Friday, 16 November 2012

On Violence Begetting Violence with Rust and Bone


De rouille et d'os (Rust and Bone) is Jacques Audiard’s follow up to the fantastic A Prophet (2009). The latter achieved what it set out to do with perfection, combining style with substance and creating a masterpiece of the crime/prison genre. Rust and Bone does not replicate this achievement, which may be the result of it being a combination of two short stories and therefore feeling more episodic. 

However, it is incredibly well acted and at times as stylish, brutal and powerful as A Prophet was. 
A Prophet was a film that did not shy away from violence and used it often to force the audience to face the realities of the protagonist’s incarceration. It is interesting to look at Rust and Bone from the point of its violent interactions, which ultimately propel the film forward and, as A Prophet did, forces an audience to face uncomfortable realities about characters they have engaged with.

Matthias Schoenaerts’ Alain is inherently violent; he treats his young son with the temperament of a man with a short fuse; he is drawn to jobs that require confrontation and attempts to make it as a professional mixed martial arts fighter. This is a man who lives with violence, even if he is not explicitly violent that often. Marion Cottillard’ s Stephanie, a trainer of killer whales is a woman who has violence done to her. While putting on a SeaWorld show she is attacked by one of the whales and loses her legs. This act of blameless violence draws her into the arms (literally as he carries her) to Alain. The violence done to Stephanie begets, to a greater degree, Alain’s own violence as she encourages and inspires his illegal mixed martial arts fighting. Yet, Stephanie is a woman coming to terms with violence, she is not a home with it and ultimately Alain’s treatment of her and others drives them apart.
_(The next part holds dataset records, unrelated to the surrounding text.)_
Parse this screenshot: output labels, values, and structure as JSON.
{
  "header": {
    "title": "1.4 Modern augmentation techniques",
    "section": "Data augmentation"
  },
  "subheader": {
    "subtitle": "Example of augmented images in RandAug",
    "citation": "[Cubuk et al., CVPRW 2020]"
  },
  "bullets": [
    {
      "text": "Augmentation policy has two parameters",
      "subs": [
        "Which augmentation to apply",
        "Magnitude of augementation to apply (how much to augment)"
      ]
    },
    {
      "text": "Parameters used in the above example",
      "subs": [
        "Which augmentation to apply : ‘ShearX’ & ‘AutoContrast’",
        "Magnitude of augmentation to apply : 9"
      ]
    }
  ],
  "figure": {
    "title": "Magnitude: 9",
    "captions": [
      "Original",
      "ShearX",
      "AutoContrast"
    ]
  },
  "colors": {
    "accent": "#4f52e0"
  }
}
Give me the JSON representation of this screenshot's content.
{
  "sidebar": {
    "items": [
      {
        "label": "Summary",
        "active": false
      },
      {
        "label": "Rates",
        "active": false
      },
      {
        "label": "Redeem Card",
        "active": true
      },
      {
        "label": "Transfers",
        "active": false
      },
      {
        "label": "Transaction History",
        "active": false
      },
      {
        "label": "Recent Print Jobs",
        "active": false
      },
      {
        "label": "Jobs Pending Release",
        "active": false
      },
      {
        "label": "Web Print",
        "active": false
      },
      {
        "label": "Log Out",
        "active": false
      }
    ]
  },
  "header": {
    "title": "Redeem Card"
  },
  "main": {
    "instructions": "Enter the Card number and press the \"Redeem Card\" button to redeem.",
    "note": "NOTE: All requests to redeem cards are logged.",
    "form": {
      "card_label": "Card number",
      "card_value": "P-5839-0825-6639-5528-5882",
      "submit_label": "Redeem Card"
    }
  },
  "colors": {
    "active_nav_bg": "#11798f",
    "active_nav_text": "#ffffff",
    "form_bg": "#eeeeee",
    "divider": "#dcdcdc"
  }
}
It is only an act of self harm – violence unto himself – that allows Alain to develop as a person. Here Audiard, while looking at (often glamorously) violence, may be making the point that only when violent people turn their brutality inwards and accept it can they develop.

Rust and Bone can feel contrived. Yet it is at times beautiful and challenging cinema. The scene where Alain and Stephanie walk into a illegal fighting ring, with the sun setting behind them to Springsteen’s State Trooper is as memorable as anything this year.